1. The importance of good data quality

1.1 The availability of complete, accurate, relevant, accessible, and timely data is important in supporting decision-making, planning, resource allocation, accountability, and the delivery of service outcomes and priorities. For example:

Strategic planning

High quality data and information is used to plan the City’s vision and goals and informs the City’s decision-making process.

Financial planning

Financial data must be reliable to enable the City to set budgets and forecasts to support service planning.

Service planning

Accurate data about the volume and type of services delivered and activities undertaken is essential to ensure appropriate allocation of resources and future service delivery.

Performance management

Accurate data enables the identification and resolution of any shortfalls against standards and targets.

Service improvement

Accurate data enables the analysis of service provision against user needs and overall efficiency and effectiveness.

Customer support

Accurate data enables the delivery of relevant and timely services and ensures that the customer and other parties involved can be kept informed where appropriate.

Efficient administration

Data needs to be provided to an appropriate standard and in such a way that the full range of stakeholders, partners and agencies can access the information they need easily and quickly.

Adherence with audit processes

Data needs to be available for timely, reliable, and accurate reporting to support the City’s internal and external audit regimes.

Accountability, transparency, and Open Data

High quality data is essential in delivering the City’s transparency and open data agenda.

Table 1.1

1.2 Data quality is particularly important in operations and decision support for local government activities. A local government’s ability to provide services and meet the needs of the community relies on access to high quality data. Successfully increasing the quality of an organization’s data requires a shared definition of data quality, clear processes for identifying data quality issues, defined steps for addressing those issues, and a process for identifying possible solutions to address the quality issue.

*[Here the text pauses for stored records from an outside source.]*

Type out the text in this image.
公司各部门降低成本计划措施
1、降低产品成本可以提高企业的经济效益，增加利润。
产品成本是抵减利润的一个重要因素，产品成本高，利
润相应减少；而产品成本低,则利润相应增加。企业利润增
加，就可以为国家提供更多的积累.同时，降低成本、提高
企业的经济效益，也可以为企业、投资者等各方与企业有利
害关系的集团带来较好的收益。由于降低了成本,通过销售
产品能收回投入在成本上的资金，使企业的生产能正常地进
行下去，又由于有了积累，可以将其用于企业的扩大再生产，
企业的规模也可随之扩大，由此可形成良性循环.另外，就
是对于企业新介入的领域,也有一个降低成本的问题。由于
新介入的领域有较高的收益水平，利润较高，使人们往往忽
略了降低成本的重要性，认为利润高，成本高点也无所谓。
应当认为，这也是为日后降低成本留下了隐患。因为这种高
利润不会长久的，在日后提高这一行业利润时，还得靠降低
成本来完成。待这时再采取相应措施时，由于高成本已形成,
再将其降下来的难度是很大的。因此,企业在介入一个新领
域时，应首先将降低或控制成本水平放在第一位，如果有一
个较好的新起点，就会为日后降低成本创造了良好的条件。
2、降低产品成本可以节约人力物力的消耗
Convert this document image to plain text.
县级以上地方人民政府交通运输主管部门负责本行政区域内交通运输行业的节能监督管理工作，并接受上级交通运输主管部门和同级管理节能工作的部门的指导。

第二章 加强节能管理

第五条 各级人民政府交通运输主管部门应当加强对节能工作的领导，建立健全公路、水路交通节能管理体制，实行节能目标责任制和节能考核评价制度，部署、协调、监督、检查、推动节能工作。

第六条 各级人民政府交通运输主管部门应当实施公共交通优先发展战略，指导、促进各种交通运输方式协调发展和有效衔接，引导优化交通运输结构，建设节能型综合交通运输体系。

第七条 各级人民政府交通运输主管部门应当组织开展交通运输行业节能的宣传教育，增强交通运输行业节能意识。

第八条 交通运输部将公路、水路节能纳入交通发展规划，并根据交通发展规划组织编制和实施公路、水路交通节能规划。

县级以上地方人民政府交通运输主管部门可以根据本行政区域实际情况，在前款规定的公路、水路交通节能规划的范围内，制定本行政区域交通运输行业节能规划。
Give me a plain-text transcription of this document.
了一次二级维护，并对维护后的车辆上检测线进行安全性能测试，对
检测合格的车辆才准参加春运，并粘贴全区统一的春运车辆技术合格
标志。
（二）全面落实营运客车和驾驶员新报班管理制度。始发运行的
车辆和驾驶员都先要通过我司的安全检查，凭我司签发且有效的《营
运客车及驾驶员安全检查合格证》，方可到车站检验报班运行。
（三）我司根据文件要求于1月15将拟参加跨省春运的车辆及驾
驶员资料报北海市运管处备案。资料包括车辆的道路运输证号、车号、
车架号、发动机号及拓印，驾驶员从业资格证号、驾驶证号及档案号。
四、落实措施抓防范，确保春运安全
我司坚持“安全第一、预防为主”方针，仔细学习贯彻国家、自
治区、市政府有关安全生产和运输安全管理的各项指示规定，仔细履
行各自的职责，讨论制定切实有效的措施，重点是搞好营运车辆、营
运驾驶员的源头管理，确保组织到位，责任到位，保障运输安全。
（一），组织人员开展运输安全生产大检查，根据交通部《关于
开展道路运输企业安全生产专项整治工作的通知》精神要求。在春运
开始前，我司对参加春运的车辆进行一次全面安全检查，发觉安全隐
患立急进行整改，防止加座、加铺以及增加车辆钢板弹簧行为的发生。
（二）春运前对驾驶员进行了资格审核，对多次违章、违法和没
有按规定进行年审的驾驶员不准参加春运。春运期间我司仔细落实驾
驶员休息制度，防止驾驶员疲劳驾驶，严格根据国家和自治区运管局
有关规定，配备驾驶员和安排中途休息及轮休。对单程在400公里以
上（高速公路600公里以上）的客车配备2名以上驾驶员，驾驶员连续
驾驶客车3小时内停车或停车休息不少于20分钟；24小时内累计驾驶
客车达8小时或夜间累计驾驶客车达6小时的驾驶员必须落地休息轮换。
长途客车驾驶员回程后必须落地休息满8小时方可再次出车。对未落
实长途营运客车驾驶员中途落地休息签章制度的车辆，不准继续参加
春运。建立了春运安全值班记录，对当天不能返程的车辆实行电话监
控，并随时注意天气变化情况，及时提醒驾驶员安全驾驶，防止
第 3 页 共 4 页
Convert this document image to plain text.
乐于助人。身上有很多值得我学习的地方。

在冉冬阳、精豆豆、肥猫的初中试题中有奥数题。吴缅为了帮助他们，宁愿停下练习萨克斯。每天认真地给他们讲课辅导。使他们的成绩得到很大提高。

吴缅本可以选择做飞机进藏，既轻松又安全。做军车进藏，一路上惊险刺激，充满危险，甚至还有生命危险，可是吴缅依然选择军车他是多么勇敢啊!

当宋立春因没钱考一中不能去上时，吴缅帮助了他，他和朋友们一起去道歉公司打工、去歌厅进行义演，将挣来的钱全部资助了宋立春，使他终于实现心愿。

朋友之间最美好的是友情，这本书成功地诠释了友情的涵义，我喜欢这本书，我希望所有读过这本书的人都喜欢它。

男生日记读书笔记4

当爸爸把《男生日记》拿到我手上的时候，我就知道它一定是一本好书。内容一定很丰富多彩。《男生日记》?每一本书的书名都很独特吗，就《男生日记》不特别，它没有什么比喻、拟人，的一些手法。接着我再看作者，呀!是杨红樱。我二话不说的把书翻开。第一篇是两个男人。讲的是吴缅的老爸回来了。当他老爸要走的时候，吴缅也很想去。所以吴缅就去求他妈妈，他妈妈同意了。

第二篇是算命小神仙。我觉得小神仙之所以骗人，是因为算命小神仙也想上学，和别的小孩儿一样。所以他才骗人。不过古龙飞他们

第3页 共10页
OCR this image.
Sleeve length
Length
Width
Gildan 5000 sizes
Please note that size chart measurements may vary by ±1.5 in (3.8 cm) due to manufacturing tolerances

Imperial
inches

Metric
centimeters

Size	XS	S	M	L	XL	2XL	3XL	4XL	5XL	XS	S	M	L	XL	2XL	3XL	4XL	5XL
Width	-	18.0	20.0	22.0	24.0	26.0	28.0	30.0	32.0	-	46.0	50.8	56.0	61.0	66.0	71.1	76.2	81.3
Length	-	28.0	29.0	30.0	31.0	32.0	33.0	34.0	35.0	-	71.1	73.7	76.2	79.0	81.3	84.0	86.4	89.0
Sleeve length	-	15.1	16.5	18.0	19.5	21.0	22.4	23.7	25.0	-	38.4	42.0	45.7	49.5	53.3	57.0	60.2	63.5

1.3 Poor data quality can have a significant legal, professional, and financial impacts and can damage a city’s reputation. Examples of risks associated with poor data quality include:

  • decisions are based on inaccurate or out of date information

  • at risk individuals in the community are not identified or provided resources

  • missed opportunities for data integration

  • poor performance is not identified and addressed/missed opportunities for improvement,

  • published information is misleading or incorrect

  • good performance is not recognized and rewarded

  • poor use of resources and inefficiency

  • policies are ill-founded and impacts are not properly identified.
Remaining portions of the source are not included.